Similarly, the materials in your cycling shorts won’t last forever. Sagging lycra or compressed chamois pads can quickly irritate the skin, or worse, the eyes of onlookers. Once your shorts/bibs don’t fit as snugly as you remember or the chamois isn’t as bouncy, it’s time to retire them. And retirement doesn’t mean using them only indoors – the stagnant and high-pressure nature of indoor cycling means you benefit from using your best bibs, not your worst.
Wear certainly applies to your pedals and shoes, too. “Pedals and cleats wear out far quicker than you realise and are a common cause for a lot of new knee pain on an otherwise good fit,” said Tom Petty. “If you clip your shoe into the pedal and see it rock laterally (not the normal float way but rather the heel of the shoe rocking on an X-axis), this is commonly cleat wear.
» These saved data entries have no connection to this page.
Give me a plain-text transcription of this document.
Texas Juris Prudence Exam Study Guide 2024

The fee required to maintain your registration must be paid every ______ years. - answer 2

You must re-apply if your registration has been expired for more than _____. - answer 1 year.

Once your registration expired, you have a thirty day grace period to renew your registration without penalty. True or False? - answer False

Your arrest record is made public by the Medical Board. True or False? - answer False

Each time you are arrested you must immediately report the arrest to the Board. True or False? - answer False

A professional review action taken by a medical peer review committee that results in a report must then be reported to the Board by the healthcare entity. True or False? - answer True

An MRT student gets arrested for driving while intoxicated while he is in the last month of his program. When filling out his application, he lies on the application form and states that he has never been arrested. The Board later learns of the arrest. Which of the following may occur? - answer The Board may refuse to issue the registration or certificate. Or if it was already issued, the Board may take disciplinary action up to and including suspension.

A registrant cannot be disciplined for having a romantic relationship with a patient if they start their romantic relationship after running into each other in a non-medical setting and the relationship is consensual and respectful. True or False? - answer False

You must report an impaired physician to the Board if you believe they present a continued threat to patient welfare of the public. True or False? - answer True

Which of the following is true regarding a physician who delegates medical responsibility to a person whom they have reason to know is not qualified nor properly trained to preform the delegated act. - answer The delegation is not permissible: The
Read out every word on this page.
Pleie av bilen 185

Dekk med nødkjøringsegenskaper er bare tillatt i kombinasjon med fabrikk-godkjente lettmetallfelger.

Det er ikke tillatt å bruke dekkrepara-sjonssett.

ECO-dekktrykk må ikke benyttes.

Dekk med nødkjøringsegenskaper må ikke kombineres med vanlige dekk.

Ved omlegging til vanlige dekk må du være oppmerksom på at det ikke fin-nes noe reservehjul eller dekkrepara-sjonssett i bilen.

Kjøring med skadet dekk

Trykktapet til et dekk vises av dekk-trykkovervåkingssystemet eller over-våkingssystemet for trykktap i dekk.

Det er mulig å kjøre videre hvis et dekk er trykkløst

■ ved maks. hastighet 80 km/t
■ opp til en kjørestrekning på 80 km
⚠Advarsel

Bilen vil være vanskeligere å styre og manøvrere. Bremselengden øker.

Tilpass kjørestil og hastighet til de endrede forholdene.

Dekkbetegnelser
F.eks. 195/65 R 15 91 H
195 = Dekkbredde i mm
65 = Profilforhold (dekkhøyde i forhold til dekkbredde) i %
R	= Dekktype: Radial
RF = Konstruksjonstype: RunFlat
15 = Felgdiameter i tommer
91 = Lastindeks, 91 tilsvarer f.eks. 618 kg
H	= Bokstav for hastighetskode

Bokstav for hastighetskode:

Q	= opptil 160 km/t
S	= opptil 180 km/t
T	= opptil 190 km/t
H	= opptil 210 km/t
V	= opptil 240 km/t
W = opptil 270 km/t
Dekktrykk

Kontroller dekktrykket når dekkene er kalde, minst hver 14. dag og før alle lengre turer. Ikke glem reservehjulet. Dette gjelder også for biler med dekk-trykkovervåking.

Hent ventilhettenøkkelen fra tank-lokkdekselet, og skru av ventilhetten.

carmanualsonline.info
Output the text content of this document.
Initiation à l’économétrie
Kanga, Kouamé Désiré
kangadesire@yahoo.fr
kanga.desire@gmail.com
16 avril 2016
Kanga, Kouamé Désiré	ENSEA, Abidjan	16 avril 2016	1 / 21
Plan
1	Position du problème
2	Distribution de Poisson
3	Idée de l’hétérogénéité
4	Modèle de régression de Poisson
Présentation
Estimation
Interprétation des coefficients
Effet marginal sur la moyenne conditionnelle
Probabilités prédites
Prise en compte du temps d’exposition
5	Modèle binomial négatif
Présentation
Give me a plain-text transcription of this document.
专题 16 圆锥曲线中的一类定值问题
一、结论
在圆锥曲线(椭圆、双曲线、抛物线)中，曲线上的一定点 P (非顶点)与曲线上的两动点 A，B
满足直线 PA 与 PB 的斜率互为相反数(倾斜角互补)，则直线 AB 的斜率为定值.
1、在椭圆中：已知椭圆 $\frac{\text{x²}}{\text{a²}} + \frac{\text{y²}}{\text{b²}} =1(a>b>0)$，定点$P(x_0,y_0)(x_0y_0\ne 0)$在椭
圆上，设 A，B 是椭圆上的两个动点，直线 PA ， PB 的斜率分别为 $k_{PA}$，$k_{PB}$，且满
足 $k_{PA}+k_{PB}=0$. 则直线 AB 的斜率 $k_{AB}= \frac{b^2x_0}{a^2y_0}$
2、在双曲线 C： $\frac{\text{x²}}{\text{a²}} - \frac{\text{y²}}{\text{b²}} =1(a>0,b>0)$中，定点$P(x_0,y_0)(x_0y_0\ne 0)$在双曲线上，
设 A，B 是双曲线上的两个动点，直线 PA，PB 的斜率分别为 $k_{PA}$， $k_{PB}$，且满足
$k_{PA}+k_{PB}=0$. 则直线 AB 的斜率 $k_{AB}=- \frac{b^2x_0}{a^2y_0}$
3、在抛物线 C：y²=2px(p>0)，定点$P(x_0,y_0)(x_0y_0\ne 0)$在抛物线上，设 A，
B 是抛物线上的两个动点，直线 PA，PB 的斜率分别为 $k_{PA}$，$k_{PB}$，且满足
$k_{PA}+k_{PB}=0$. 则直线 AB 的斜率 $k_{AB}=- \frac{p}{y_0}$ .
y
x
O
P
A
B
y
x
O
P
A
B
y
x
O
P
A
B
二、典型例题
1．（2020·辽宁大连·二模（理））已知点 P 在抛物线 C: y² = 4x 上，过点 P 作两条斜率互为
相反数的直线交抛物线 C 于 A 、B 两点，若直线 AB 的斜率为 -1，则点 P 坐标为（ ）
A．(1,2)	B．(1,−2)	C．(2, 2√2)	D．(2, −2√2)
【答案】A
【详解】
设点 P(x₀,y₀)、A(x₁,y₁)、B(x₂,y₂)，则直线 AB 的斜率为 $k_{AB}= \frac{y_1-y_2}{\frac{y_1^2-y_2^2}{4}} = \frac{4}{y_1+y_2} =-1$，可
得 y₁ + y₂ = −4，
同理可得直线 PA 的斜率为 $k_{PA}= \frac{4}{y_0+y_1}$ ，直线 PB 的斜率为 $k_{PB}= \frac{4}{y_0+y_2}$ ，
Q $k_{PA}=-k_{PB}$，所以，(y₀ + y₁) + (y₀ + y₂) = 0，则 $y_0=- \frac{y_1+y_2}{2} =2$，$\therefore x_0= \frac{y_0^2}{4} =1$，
If your cleat is new and this still happens, it’s your pedal. If your road cleats and pedals are new, and this still occurs, then it’s probably because the cleat interface of your shoe is bad.”
On the topic of wearing things out, it’s important to remember that changing any contact point is likely to cause changes to the fit you’ve become accustomed to. A subtly different saddle model, a new pair of shoes, or a different brand of pedals are all things that will change how your body interacts with the bike.
It’s often not about the bike
Niggling pains and aches often have many of us seeking a quick fix with a saddle height adjustment or raising the handlebars. The unfortunate truth is that many of the niggles exist because of how we spend our days. And just like how your bike runs better with preventative maintenance, so does the body.
Los Angeles-based fitter Lauren Mulwitz of Dialed In Fitting pointed to some fundamental muscles that too many cyclists don’t activate. “I think being mindful of engaging the core and recruiting the glutes are important,” she said. “Even if someone’s bike fit is pretty dialled, the way they sit on the bike, and the muscles they recruit are sometimes not optimal.
“I try to go over engaging the core and being mindful of the pressure cyclists put on their hands (since hand numbness is a common ailment among riders). I also encourage people to be less quad-dominant and pull through the bottom of the pedal stroke, engaging their posterior chain and increasing glute activation.”
“Many riders focus on the bike fit to get comfortable when the best bang for your buck is to work off the bike,” added Mick Cupitt of MC Bodyworx in Sydney. “Anything you can do to improve your stability, muscle imbalances, flexibility and strength will pay off greatly in how you feel on the bike.”
Sadly, such gains and benefits are only realised by putting in the effort and time off the bike, but speaking from personal experience, it can be the difference between being able to ride a bike in comfort or not at all.
An endless world of nuance
While many bike fitters share common thoughts over what they wish more people would know, fundamentally, finding comfort and efficiency on a bike is a highly individual thing, often with a lot of nuance.
In the simplest sense, what works for one person really shouldn’t be used as a guide for what may work for another. One key takeaway from this article is that cycling can be challenging and even uncomfortable, but riding a bike shouldn’t result in any injury-like discomfort or pain.